Who has access to the video and photos?
Video and photos collected by UAS are stored to conduct police investigations and subsequent prosecutions. Accordingly, videos and pictures are generally accessible to police investigators for official use only. Like all police records, video and photos may also be subject to additional release under the same rules and restrictions as BWC video and other items of evidence. Generally, UAS photos and videos are considered part of the investigative record and may not be available to the public under the California Public Records Act (CPRA) or Freedom of Information Act (FOIA).
How is my privacy protected?
The DFR Program intends to enhance HPD’s response to emergency calls for service. As such, drones are used to respond proactively to an emergency or call for police assistance.

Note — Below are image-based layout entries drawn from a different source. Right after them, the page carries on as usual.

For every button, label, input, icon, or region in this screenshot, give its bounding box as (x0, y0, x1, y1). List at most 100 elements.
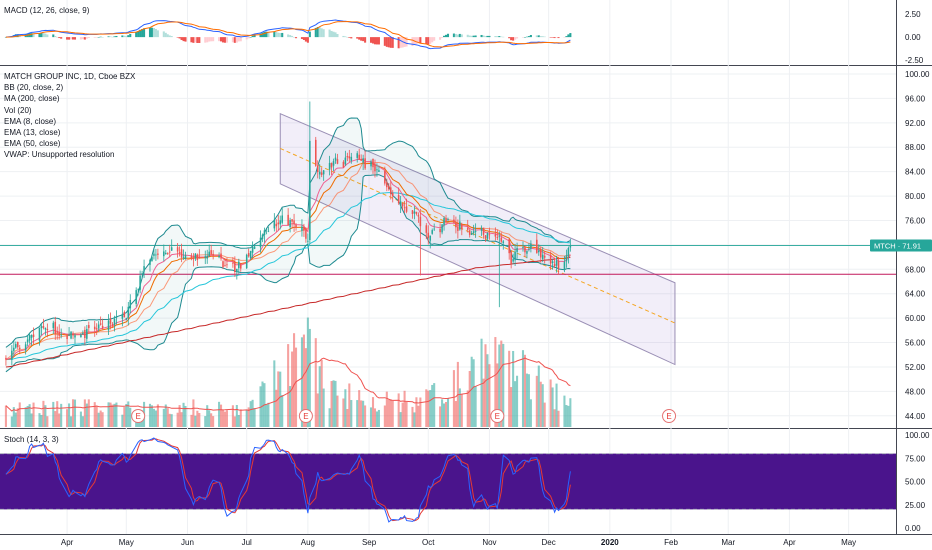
volume-bar (239, 409, 242, 427)
candle-body (259, 237, 262, 248)
volume-bar (85, 403, 88, 427)
price-tick-label: 56.00 (905, 339, 926, 348)
volume-bar (52, 401, 55, 427)
candle-body (190, 255, 193, 258)
candle-body (328, 162, 331, 170)
candle-body (182, 257, 185, 259)
volume-bar (14, 412, 17, 427)
volume-bar (565, 405, 568, 427)
candle-body (372, 158, 374, 168)
candle-body (384, 171, 386, 184)
candle-body (567, 247, 570, 257)
volume-bar (107, 402, 110, 427)
macd-histogram-bar (486, 35, 489, 38)
macd-histogram-bar (182, 37, 185, 42)
candle-body (472, 231, 475, 233)
macd-histogram-bar (360, 37, 363, 41)
macd-histogram-bar (417, 37, 420, 44)
indicator-ema13[interactable]: EMA (13, close) (4, 127, 61, 137)
volume-bar (439, 406, 442, 427)
candle-body (218, 255, 220, 258)
price-tag-label: MTCH · 71.91 (874, 241, 921, 250)
macd-histogram-bar (521, 37, 525, 38)
candle-body (344, 157, 347, 165)
volume-bar (223, 411, 227, 427)
candle-body (334, 157, 337, 161)
candle-body (362, 158, 364, 163)
macd-histogram-bar (514, 37, 517, 40)
volume-bar (42, 400, 45, 427)
volume-bar (419, 397, 422, 427)
volume-bar (249, 401, 252, 427)
macd-tick-label: 0.00 (905, 33, 921, 42)
candle-body (249, 250, 252, 259)
candle-body (15, 344, 17, 348)
volume-bar (348, 383, 351, 427)
volume-bar (496, 363, 499, 427)
volume-bar (516, 375, 519, 427)
indicator-ma200[interactable]: MA (200, close) (4, 94, 60, 104)
candle-body (289, 220, 291, 228)
candle-body (512, 259, 514, 262)
macd-histogram-bar (373, 37, 377, 45)
indicator-vwap[interactable]: VWAP: Unsupported resolution (4, 150, 115, 160)
indicator-ema50[interactable]: EMA (50, close) (4, 139, 61, 149)
macd-histogram-bar (356, 37, 359, 39)
macd-histogram-bar (377, 37, 380, 45)
candle-body (234, 261, 236, 272)
stoch-band (0, 453, 896, 510)
candle-body (70, 331, 72, 339)
volume-bar (115, 402, 118, 427)
volume-bar (314, 338, 317, 427)
macd-histogram-bar (287, 34, 290, 38)
earnings-marker (662, 409, 677, 423)
indicator-ema8[interactable]: EMA (8, close) (4, 116, 57, 126)
candle-body (204, 256, 207, 258)
macd-histogram-bar (482, 35, 485, 38)
regression-channel (279, 112, 676, 366)
earnings-marker-label: E (495, 412, 500, 421)
time-tick-label: 2020 (601, 538, 619, 547)
macd-histogram-bar (251, 35, 254, 38)
volume-bar (494, 337, 497, 427)
macd-histogram-bar (444, 34, 448, 38)
volume-bar (322, 388, 325, 427)
volume-bar (221, 410, 225, 427)
indicator-volume[interactable]: Vol (20) (4, 105, 32, 115)
macd-histogram-bar (502, 36, 505, 38)
macd-histogram-bar (162, 31, 165, 38)
volume-bar (279, 371, 282, 427)
candle-body (411, 210, 414, 214)
volume-bar (508, 350, 511, 427)
macd-histogram-bar (358, 37, 361, 40)
volume-bar (32, 402, 35, 427)
candle-body (143, 266, 145, 272)
candle-body (539, 249, 542, 258)
candle-body (455, 222, 457, 228)
volume-bar (358, 390, 361, 427)
candle-body (461, 224, 463, 230)
candle-body (322, 170, 325, 175)
candle-body (163, 251, 165, 257)
volume-bar (208, 410, 211, 427)
candle-body (543, 255, 546, 258)
symbol-title[interactable]: MATCH GROUP INC, 1D, Cboe BZX (4, 72, 136, 81)
time-tick-label: Sep (362, 538, 377, 547)
candle-body (522, 246, 524, 249)
candle-body (453, 219, 455, 223)
macd-histogram-bar (523, 37, 527, 38)
macd-histogram-bar (300, 37, 303, 39)
macd-histogram-bar (70, 37, 73, 40)
volume-bar (474, 386, 477, 427)
macd-histogram-bar (129, 33, 132, 38)
candle-body (194, 253, 197, 259)
volume-bar (12, 407, 15, 427)
macd-histogram-bar (371, 37, 375, 44)
ma200-line (5, 256, 571, 368)
indicator-bb[interactable]: BB (20, close, 2) (4, 83, 64, 93)
stoch-tick-label: 25.00 (905, 501, 926, 510)
volume-bar (443, 403, 446, 427)
candle-body (474, 231, 477, 232)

HPD policy prohibits drone operators from intentionally recording or transmitting images of any location where a person would have a reasonable expectation of privacy, such as inside private buildings, except where authorized by a warrant issued by a judge or in emergencies.
Can foreign countries gain access to HPD’s drone data or information through a drone’s built-in software?

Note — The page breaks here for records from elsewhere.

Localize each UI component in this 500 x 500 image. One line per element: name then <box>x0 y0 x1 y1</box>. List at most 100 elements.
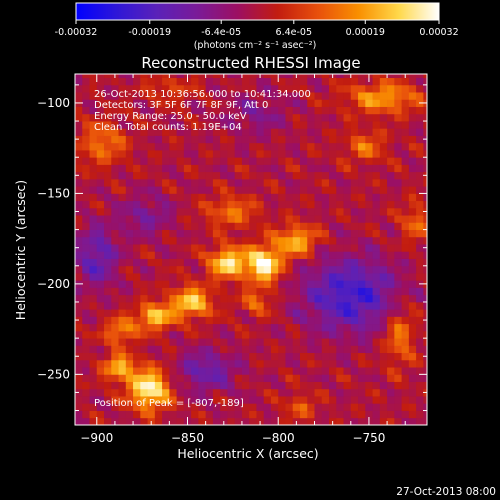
heatmap-cell <box>220 171 228 180</box>
heatmap-cell <box>75 113 83 122</box>
heatmap-cell <box>263 323 272 332</box>
heatmap-cell <box>82 113 90 122</box>
heatmap-cell <box>169 92 178 100</box>
heatmap-cell <box>299 157 308 165</box>
heatmap-cell <box>212 222 221 230</box>
heatmap-cell <box>111 359 119 368</box>
heatmap-cell <box>256 128 265 136</box>
heatmap-cell <box>416 345 424 354</box>
heatmap-cell <box>162 330 170 339</box>
heatmap-cell <box>329 222 337 230</box>
heatmap-cell <box>198 222 207 230</box>
heatmap-cell <box>220 294 228 303</box>
heatmap-cell <box>89 265 98 274</box>
heatmap-cell <box>89 92 98 100</box>
heatmap-cell <box>285 330 294 339</box>
heatmap-cell <box>299 171 308 180</box>
heatmap-cell <box>336 273 344 281</box>
heatmap-cell <box>212 301 221 310</box>
heatmap-cell <box>314 265 323 274</box>
heatmap-cell <box>358 164 366 173</box>
heatmap-cell <box>387 265 395 274</box>
heatmap-cell <box>329 359 337 368</box>
heatmap-cell <box>401 193 410 202</box>
heatmap-cell <box>82 99 90 107</box>
heatmap-cell <box>212 74 221 79</box>
heatmap-cell <box>263 258 272 267</box>
heatmap-cell <box>365 186 373 194</box>
heatmap-cell <box>183 222 192 230</box>
heatmap-cell <box>147 359 156 368</box>
heatmap-cell <box>147 113 156 122</box>
heatmap-cell <box>372 74 381 79</box>
heatmap-cell <box>321 77 330 86</box>
heatmap-cell <box>82 265 90 274</box>
heatmap-cell <box>321 359 330 368</box>
heatmap-cell <box>256 178 265 187</box>
heatmap-cell <box>147 287 156 296</box>
heatmap-cell <box>350 222 359 230</box>
heatmap-cell <box>401 178 410 187</box>
heatmap-cell <box>205 121 214 129</box>
heatmap-cell <box>314 367 323 375</box>
heatmap-cell <box>379 84 388 93</box>
heatmap-cell <box>358 215 366 223</box>
heatmap-cell <box>379 92 388 100</box>
heatmap-cell <box>379 121 388 129</box>
heatmap-cell <box>234 236 243 245</box>
heatmap-cell <box>82 121 90 129</box>
heatmap-cell <box>387 74 395 79</box>
heatmap-cell <box>256 149 265 158</box>
heatmap-cell <box>241 287 250 296</box>
heatmap-cell <box>205 74 214 79</box>
heatmap-cell <box>162 265 170 274</box>
heatmap-cell <box>394 287 402 296</box>
heatmap-cell <box>104 301 112 310</box>
heatmap-cell <box>278 280 286 288</box>
heatmap-cell <box>329 410 337 419</box>
heatmap-cell <box>263 309 272 317</box>
heatmap-cell <box>227 164 236 173</box>
heatmap-cell <box>379 309 388 317</box>
heatmap-cell <box>343 359 352 368</box>
heatmap-cell <box>191 74 199 79</box>
heatmap-cell <box>82 330 90 339</box>
heatmap-cell <box>205 92 214 100</box>
heatmap-cell <box>82 345 90 354</box>
heatmap-cell <box>241 171 250 180</box>
heatmap-cell <box>350 316 359 325</box>
heatmap-cell <box>336 99 344 107</box>
heatmap-cell <box>234 74 243 79</box>
heatmap-cell <box>270 121 279 129</box>
heatmap-cell <box>118 149 127 158</box>
heatmap-cell <box>343 410 352 419</box>
heatmap-cell <box>212 258 221 267</box>
heatmap-cell <box>329 106 337 115</box>
heatmap-cell <box>263 294 272 303</box>
heatmap-cell <box>125 135 134 144</box>
heatmap-cell <box>314 229 323 238</box>
heatmap-cell <box>270 236 279 245</box>
heatmap-cell <box>416 294 424 303</box>
heatmap-cell <box>321 352 330 361</box>
heatmap-cell <box>423 84 427 93</box>
heatmap-cell <box>394 396 402 404</box>
heatmap-cell <box>350 410 359 419</box>
heatmap-cell <box>365 164 373 173</box>
heatmap-cell <box>394 193 402 202</box>
heatmap-cell <box>183 294 192 303</box>
heatmap-cell <box>241 367 250 375</box>
heatmap-cell <box>336 193 344 202</box>
heatmap-cell <box>372 388 381 397</box>
heatmap-cell <box>329 381 337 390</box>
heatmap-cell <box>285 396 294 404</box>
heatmap-cell <box>198 84 207 93</box>
heatmap-cell <box>198 200 207 209</box>
heatmap-cell <box>191 99 199 107</box>
heatmap-cell <box>176 164 185 173</box>
heatmap-cell <box>241 316 250 325</box>
heatmap-cell <box>336 135 344 144</box>
heatmap-cell <box>329 251 337 259</box>
heatmap-cell <box>416 309 424 317</box>
heatmap-cell <box>220 265 228 274</box>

No. Our drone data does not utilize the onboard software from the drone manufacturer. From the outset of our program, we have used an encrypted, US-based software program to bypass the drone manufacturer’s systems. Our data is encrypted and stored on US-based servers that meet federal requirements for confidential law enforcement databases.
What training do UAS pilots undergo?
In addition to the training and study required to maintain an FAA Part 107 Remote Pilot License, all HPD UAS Team members train regularly in various locations and settings to ensure operational efficiency. All training is documented, and HPD maintains the records and is subject to review by the FAA.
What rules and regulations must HPD’s UAS pilots follow?
All HPD UAS pilots are subject to FAA regulations related to airspace use, and all must have a valid “Part 107” Remote Pilot License. UAS pilots are also subject to the HPD Policy on UAS Operations.
Why Does HPD use UAS rather than helicopters?

Helicopters and other manned aircraft (air support) are costly. HPD relies on the Riverside County Sheriff’s Department for air support. UAS can be used in various ways that supplement mutual aid air support requests.

What is Drone as a First Responder?
Drone as First Responder (DFR) is an innovative and transformative use of UAS developed and implemented by HPD. The concept is to utilize a UAS to fly to any reported emergency and arrive before first responders on the ground. The video feed from the UAS is viewed at the police department by a trained first responder (teleoperator or TO). The TO can operate the UAS remotely and immediately communicate with field personnel via radio. The TO is able to evaluate the scene and circumstances before those in the field arrive and provide necessary tactical information that helps them stay safe and increase efficiency. The video feed is also immediately available to every officer in the area via a web application, so officers can see what they are responding to. The ability to evaluate the resources needed, prepare the proper operational response, and increase the safety of the first responders and the public is the intent of the project and the mission of HPD.
When do Hemet Police use UAS (drones)?
HPD uses UAS in various circumstances, such as documenting crime and accident scenes, searching for missing or wanted persons, and evaluating damage after a critical incident or natural disaster. These can happen anywhere in the city, and the HPD UAS Team will respond to those as needed.